Ей казалось, слуги возятся слишком долго и солнце никогда не закатится, чтобы взойти завтра. Она поднялась спозаранок, торопила Баруза, и, как только доехали до поля, приказала править прямо к хижине. На пригорке показались невольницы, она закричала из повозки: все ли больные живы? Ей ответили, что все, и она нахмурилась, хотя её сердце радостно застучало.
Юноша лежал на прежнем месте, укрытый одеялом
— Что тебя тревожит и чего бы тебе хотелось?
— Кругом снег, а мне жарко… меня поят тем, от чего тошнит… как ты прекрасна! — проговорил он бессвязно, но девушка простила ему это и зарделась.
— Ты на равнине, тут нет никакого снега. А поят тебя настоями целебных трав… тебе надо больше есть, — она сделала знак рабыне, та подала ей горшок с супом, и Акеми стала кормить юношу из ложки.
После нескольких глотков он зажмурился, а открыв глаза, сказал изумлённо:
— Ты не исчезла!
Перед ним появляются, пояснил он, красивейшие создания, но через миг они пропадают. «Бедный! Он так долго бредил и не верит яви», — взволнованно подумала Акеми. Не совладав с желанием провести пальцами по его щеке, она вдруг увидела: другие мужчины и невольница с любопытством смотрят на них. Она отдёрнула руку и покинула хижину. Запоздало пожалев о своей робости, сказала себе, что завтра явится сюда истой хозяйкой и будет говорить с юношей, сколько вздумается. Однако её настроению было суждено измениться.
Когда поутру повозка катила обычной дорогой, навстречу попалась рабыня, она шла в усадьбу с дурной вестью: двое мужчин умерли. Акеми соскочила на дорогу, чувствуя, что замахнётся на женщину:
— Самый молодой, без бороды, умер?
Невольница помотала головой.
— Он жив? — выдохнула девушка шёпотом и услышала подтверждение.
Оказалось, смерть взяла тех, что не выглядели самыми слабыми. Одним из них был тот, чьему рассказу хозяйка внимала в первый приезд. Мужчин, по словам невольницы, на рассвете нашли бездыханными в овражке за хижиной, куда ходят справлять нужду.

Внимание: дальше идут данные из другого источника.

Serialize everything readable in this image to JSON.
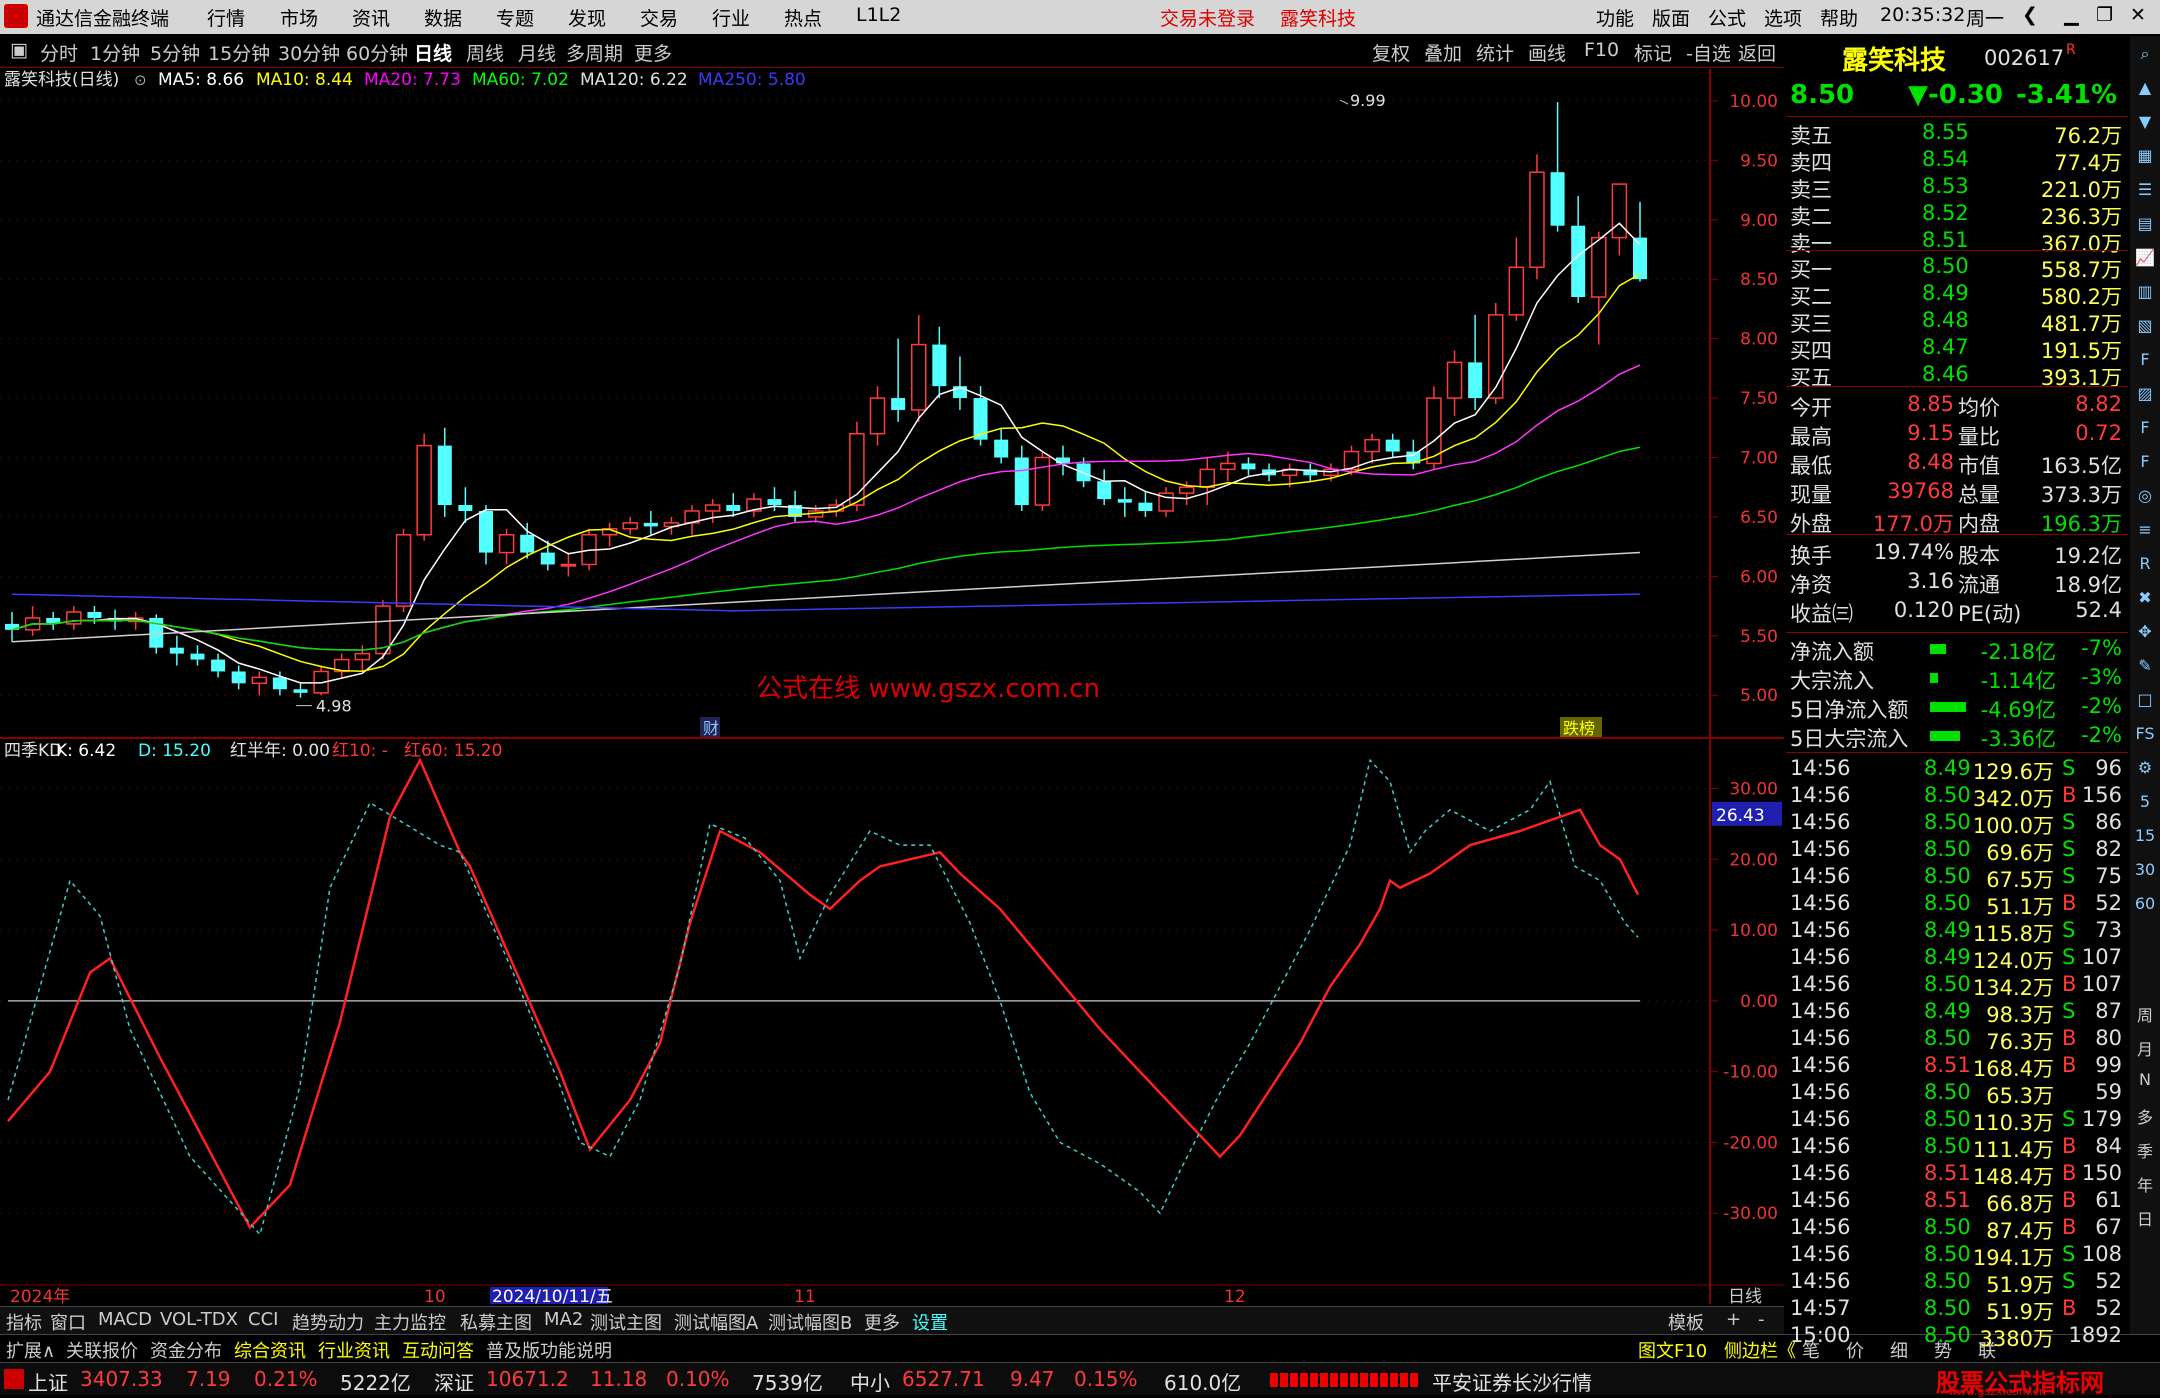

Акеми послала женщину за управительницей и поспешила увидеть юношу.
Вытянувшись на спине, он шевелил губами: шептал молитву, скорбя об умерших. Акеми спросила, хорошо ли за ним ухаживают; он ответил утвердительно, благодарно улыбнулся. Она сказала, невольницы будут заботиться и впредь, чтобы ему не приходилось выходить по нужде, он ещё слишком слаб.
— Если я окрепну, ты не заставишь меня работать на холоде без тёплой одежды? — проговорил он просяще.
«Как он намучился!» — она отвернулась, чтобы смахнуть слезу, и сказала с нежной горячностью:
— Тебе здесь никогда не будет холодно, и ты не будешь работать!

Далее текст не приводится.